Crockett & Jones Hand Grade (C&J HG) uses the same grading of leather as Edward Green (EG). The difference is C&J HG will make 4 pairs of shoes out of one hide and EG makes only 2 pairs of shoes instead. Therefore EG they are charging their customers more as the production cost is much higher.
I own both handgrade (Selborne) and benchgrade (single monk and another one for Barney's which is also benchgrade). I definitely prefer the handgrade both in terms of fit (much tighter but also more comfortable) and in terms of quality of leather and the sole. If it is worth that extra $200? I am not sure... HG will last longer between resoles and I suspect the uppers will also last a bit longer, but probably not enough to justify the price difference. So, it all come down to how much utility you derive from owning a better looking/feeling pair of shoes.
I’ll get around to uploading that Export grade review eventually! The Tower Last is something a bit different; neither rounded nor chiseled, triangular without being ‘pointy’.

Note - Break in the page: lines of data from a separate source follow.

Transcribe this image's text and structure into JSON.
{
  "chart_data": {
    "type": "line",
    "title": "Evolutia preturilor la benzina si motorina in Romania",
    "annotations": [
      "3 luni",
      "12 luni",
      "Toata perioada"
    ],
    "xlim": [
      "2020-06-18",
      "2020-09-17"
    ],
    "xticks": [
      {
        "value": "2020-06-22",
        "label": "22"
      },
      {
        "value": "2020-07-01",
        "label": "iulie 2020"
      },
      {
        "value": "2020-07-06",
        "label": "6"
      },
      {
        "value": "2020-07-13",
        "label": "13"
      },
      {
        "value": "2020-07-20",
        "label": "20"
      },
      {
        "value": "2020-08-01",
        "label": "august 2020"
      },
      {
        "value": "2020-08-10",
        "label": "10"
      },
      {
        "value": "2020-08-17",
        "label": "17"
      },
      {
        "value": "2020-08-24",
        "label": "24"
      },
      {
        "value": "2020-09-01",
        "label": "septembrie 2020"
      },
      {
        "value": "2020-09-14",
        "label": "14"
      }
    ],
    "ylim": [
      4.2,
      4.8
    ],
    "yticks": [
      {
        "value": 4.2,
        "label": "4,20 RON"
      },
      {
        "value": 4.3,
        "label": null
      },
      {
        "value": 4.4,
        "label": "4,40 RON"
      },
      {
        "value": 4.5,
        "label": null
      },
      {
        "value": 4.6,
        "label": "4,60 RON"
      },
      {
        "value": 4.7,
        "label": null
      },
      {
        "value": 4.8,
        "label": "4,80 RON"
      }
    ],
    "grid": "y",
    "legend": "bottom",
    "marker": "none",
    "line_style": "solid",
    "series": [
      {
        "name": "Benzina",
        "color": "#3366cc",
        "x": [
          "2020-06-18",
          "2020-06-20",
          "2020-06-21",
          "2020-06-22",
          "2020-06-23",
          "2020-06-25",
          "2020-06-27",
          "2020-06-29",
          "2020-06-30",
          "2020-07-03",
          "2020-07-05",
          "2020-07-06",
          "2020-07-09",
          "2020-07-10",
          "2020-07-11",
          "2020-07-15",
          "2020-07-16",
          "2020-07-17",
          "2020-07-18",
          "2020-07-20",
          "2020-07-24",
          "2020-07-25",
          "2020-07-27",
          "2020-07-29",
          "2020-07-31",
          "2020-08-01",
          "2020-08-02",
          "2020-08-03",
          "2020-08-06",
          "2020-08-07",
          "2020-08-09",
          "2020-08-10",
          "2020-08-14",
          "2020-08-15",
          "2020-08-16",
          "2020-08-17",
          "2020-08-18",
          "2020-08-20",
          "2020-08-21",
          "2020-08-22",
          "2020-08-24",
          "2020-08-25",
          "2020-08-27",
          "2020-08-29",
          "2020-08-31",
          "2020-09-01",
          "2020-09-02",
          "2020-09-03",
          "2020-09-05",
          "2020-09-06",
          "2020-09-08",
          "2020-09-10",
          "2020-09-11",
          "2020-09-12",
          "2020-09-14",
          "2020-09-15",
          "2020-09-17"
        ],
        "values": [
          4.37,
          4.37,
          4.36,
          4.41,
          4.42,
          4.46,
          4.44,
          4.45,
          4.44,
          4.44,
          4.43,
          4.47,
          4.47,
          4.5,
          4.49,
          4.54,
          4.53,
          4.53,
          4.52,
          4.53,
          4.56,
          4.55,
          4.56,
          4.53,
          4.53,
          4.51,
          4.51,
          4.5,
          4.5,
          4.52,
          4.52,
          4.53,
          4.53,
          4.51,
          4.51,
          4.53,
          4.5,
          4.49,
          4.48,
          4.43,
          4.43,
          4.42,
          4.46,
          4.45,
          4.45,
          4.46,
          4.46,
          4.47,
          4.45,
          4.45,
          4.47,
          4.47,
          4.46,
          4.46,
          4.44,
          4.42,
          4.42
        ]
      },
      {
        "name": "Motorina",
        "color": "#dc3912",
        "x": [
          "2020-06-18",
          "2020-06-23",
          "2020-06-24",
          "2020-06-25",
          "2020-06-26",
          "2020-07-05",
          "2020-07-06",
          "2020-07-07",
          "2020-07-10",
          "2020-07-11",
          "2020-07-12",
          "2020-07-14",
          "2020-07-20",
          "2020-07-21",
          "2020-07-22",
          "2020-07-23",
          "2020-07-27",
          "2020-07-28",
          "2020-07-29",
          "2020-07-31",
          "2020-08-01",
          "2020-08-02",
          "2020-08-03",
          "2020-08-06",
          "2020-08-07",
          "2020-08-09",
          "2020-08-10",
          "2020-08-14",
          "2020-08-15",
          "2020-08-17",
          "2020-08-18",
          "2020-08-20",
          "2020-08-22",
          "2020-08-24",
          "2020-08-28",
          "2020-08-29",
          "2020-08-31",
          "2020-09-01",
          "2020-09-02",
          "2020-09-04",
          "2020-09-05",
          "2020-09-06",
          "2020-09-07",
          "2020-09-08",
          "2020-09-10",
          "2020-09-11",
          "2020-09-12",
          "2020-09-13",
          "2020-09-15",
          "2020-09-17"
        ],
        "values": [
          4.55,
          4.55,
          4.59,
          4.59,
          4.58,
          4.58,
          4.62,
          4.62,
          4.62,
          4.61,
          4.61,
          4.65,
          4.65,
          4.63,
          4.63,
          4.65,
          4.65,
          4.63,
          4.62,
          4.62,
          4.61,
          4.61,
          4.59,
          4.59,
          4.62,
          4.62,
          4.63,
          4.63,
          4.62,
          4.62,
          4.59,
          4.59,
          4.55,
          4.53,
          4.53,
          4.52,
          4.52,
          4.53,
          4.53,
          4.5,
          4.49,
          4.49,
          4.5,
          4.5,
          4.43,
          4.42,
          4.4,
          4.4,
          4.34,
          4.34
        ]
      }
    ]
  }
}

marksshoereviews Originally I wanted some Barker Falsgraves but on review speaking to a ton of my colleagues they would literally pick any shoe over them Magnanni I like the look of but it would seem more difficult to get a hold of than they used to be which is off putting for £350, this put me onto Loake in the Hanover which seems a good deal for the same price but I’ve also fallen for the Crocket and jones Belsgrave with the quarter brogue detailing on the cap toe. My feelings are ill only live once and I’m younger so perhaps I buy the Crocket and Jones on the basis of its higher quality I guess at least on speaking to a shoe repair guy in Timsons...
C&J recommend sizing half a size down in the 337 last unless you have a wide foot. It is quite an elongated last shape with reasonably generous instep. If you have detailed questions I would recommend contacting C&Js customer service department directly. They are very helpful.
The Audleys are a UK 11.5 and the Aldwychs a UK 12. I could probably go down a size or half a size in the Aldwych but given it’s an Oxford the fit isn’t too loose. The Audley is a fair bit narrower but longer. The size 11.5 Audley is actually marginally longer than the size 12 Aldwych. Although the Audley looks narrower it’s surprisingly generous around the instep.
@@marksshoereviews6028 Wow, thanks for a brief answer! So, would you say Audley is more generous around the instep then the Aldwych? I have the Aldwych too, and usually it is considered to be quite a generous last, in general and around the instep. Really beautiful shoes by the way, the leather looks very expensive and classy!
avantman_ The Audley isn’t more generous around the instep but it is a roomier shoe than it looks. The C&J website used to recommend that you go down half a size in the 337 last due to the extra length. I don’t think the difference in length is noticeable though. Thanks for commenting!
Don’t get me wrong, C&J handgrades are fantastic shoes. Whether they represent ‘good value’ really depends on your personal circumstances and perception. If you are more comfortable at the Loake or Cheaney price level, I think the extra cost can be a little hard to justify. If you’re comparing them to higher end RTW such as G&G and EG, they represent fantastic value.
I have all three, loake 188, cheaney, and C&J bench and handgrade, I’d say performance as mentioned in the video is quite tricky, the loakes I’d looked after well can last decades, what you do get though with the handgrades is the little touches on the sole such as the fudge wheel markings on the welt and the oak bark leather sole, cheaney benchgrade vs Crockett benchgrade is close and I don’t believe the C&J is that much better.
Not sure you are comparing apples with apples here. Loakes are entry level. Cheaney are a step up, even their entry level. Crockett and Jones entry level is better than Cheaney entry level! Both Cheaney and Crockett and Jones climb to excellent shoes at the top of their ranges - completely blowing Loake away.